4/22/2026 at 6:44:50 PM

This is a fantastically ridiculously comment.

> my assumption was that suicidal thoughts originate from one's own brain and way of thinking - adjust that and these issues would go away. Unfortunately, while this can work (for me it worked extremely well, though I should also say, I don't have suicidal thoughts to begin with

You're, in this comment and the part I quoted, saying that adjusting your thinking worked well for you (with the implication that it worked well in dealing with suicidal thoughts), but you say you don't have the problem (suicidal thoughts or ideation) under discussion. This is like saying, "I've heard that you can walk it off when you break your leg, and that's worked for me, but I've never actually had a broken leg." Complete nonsense.

by Jtsummers

4/22/2026 at 8:31:19 PM

> but you say you don't have the problem

I think it's very clear stated that they HAD the problem, but were able to work through it, resulting them in not HAVING the problem.

So, it's more like they broke their leg, it healed, and now they no longer have a broken leg.

edit: I am dumb.

by nomel

4/22/2026 at 8:32:41 PM

> I think it's very clear stated that they HAD the problem, but were able to work through it, resulting them in not HAVING the problem.

From their comment:

>> though I should also say, I don't have suicidal thoughts to begin with

How, from that, can you possibly get to the idea that they ever had suicidal thoughts? It's certainly not "clear stated" that they had the problem of suicidal thoughts.

The comment I responded to is a nonsense comment. They say they solved the problem of suicidal thoughts by adapting the way they think and also say that they never had suicidal thoughts to begin with.

It is possible that they're just a terrible communicator, but, again, nothing is "clear stated" about them having had suicidal thoughts.

by Jtsummers

4/22/2026 at 8:59:31 PM

I re-read their comment. You are correct.

by nomel

4/22/2026 at 5:58:45 PM

This is bootstraps by another name. “Just (don’t) do it” belongs in nike commercials, not in discussions surrounding behavioral health. If it were that simple then we wouldn’t have these issues at this scale in the first place.
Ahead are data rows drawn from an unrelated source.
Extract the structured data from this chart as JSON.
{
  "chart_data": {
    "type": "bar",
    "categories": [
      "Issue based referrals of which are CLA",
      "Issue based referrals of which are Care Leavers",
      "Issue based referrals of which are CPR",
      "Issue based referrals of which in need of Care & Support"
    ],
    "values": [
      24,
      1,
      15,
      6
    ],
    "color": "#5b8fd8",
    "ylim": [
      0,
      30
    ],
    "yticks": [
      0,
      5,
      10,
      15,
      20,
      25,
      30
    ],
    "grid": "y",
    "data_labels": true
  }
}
Nancy Reagan “just say no” comes to mind.

by Forgeties79

4/22/2026 at 6:18:30 PM

It's good to celebrate this... but, looking forward, it's worrying to think whether kiddos these days are going first to ChatGPT instead, of, well, the hotline (or real people!) I think there's genuine value in going to an AI -- as long as you think of it as "interactive journaling", and not a human relationship. But, will they encourage struggling kiddos to make the leap and ask for support from an actual person?

by nxobject

4/22/2026 at 6:24:57 PM

> will they encourage struggling kiddos to make the leap and ask for support from an actual person?
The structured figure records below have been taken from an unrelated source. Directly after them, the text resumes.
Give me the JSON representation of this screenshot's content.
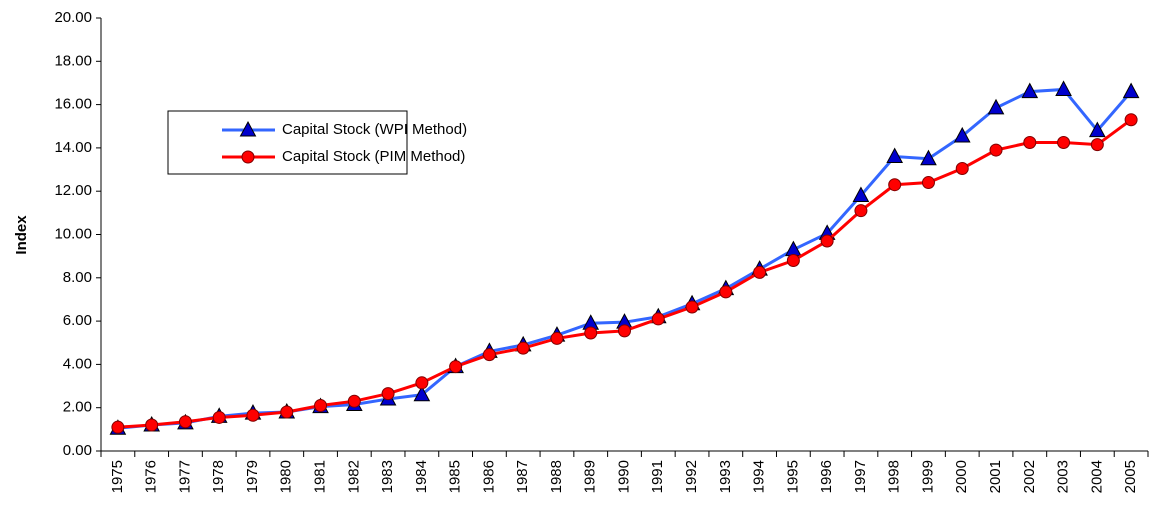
{
  "chart_data": {
    "type": "line",
    "y_label": "Index",
    "categories": [
      "1975",
      "1976",
      "1977",
      "1978",
      "1979",
      "1980",
      "1981",
      "1982",
      "1983",
      "1984",
      "1985",
      "1986",
      "1987",
      "1988",
      "1989",
      "1990",
      "1991",
      "1992",
      "1993",
      "1994",
      "1995",
      "1996",
      "1997",
      "1998",
      "1999",
      "2000",
      "2001",
      "2002",
      "2003",
      "2004",
      "2005"
    ],
    "series": [
      {
        "name": "Capital Stock (WPI Method)",
        "color": "#3366ff",
        "marker": "triangle",
        "marker_color": "#0000cc",
        "values": [
          1.05,
          1.2,
          1.3,
          1.6,
          1.75,
          1.8,
          2.05,
          2.15,
          2.4,
          2.6,
          3.9,
          4.6,
          4.9,
          5.35,
          5.9,
          5.95,
          6.2,
          6.8,
          7.5,
          8.4,
          9.3,
          10.05,
          11.8,
          13.6,
          13.5,
          14.55,
          15.85,
          16.6,
          16.7,
          14.8,
          16.6
        ]
      },
      {
        "name": "Capital Stock (PIM Method)",
        "color": "#ff0000",
        "marker": "circle",
        "marker_color": "#ff0000",
        "values": [
          1.1,
          1.2,
          1.35,
          1.55,
          1.65,
          1.8,
          2.1,
          2.3,
          2.65,
          3.15,
          3.9,
          4.45,
          4.75,
          5.2,
          5.45,
          5.55,
          6.1,
          6.65,
          7.35,
          8.25,
          8.8,
          9.7,
          11.1,
          12.3,
          12.4,
          13.05,
          13.9,
          14.25,
          14.25,
          14.15,
          15.3
        ]
      }
    ],
    "ylim": [
      0,
      20
    ],
    "yticks": [
      {
        "value": 0,
        "label": "0.00"
      },
      {
        "value": 2,
        "label": "2.00"
      },
      {
        "value": 4,
        "label": "4.00"
      },
      {
        "value": 6,
        "label": "6.00"
      },
      {
        "value": 8,
        "label": "8.00"
      },
      {
        "value": 10,
        "label": "10.00"
      },
      {
        "value": 12,
        "label": "12.00"
      },
      {
        "value": 14,
        "label": "14.00"
      },
      {
        "value": 16,
        "label": "16.00"
      },
      {
        "value": 18,
        "label": "18.00"
      },
      {
        "value": 20,
        "label": "20.00"
      }
    ],
    "grid": false
  }
}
Where's the profit in that?

by inetknght

4/22/2026 at 6:26:28 PM

> I think there's genuine value in going to an AI

What's it going to do, help them avoid passive voice in their suicide note? Encourage them to carry it out? Hype them up about suicide? Tell them they're absolutely correct?

by malfist

4/22/2026 at 9:22:36 PM

Honestly? As a veteran journaler who’s struggled with depression, I’ve always wanted an “organize everything that I splurted out today while I was overwhelmed” feature.

I guess the question is: can we encourage kids to use AI to help organize their thoughts and reflections, while avoiding just looking for cheap affirmation? I dunno - we’re not prepared to teach AI literacy at that level.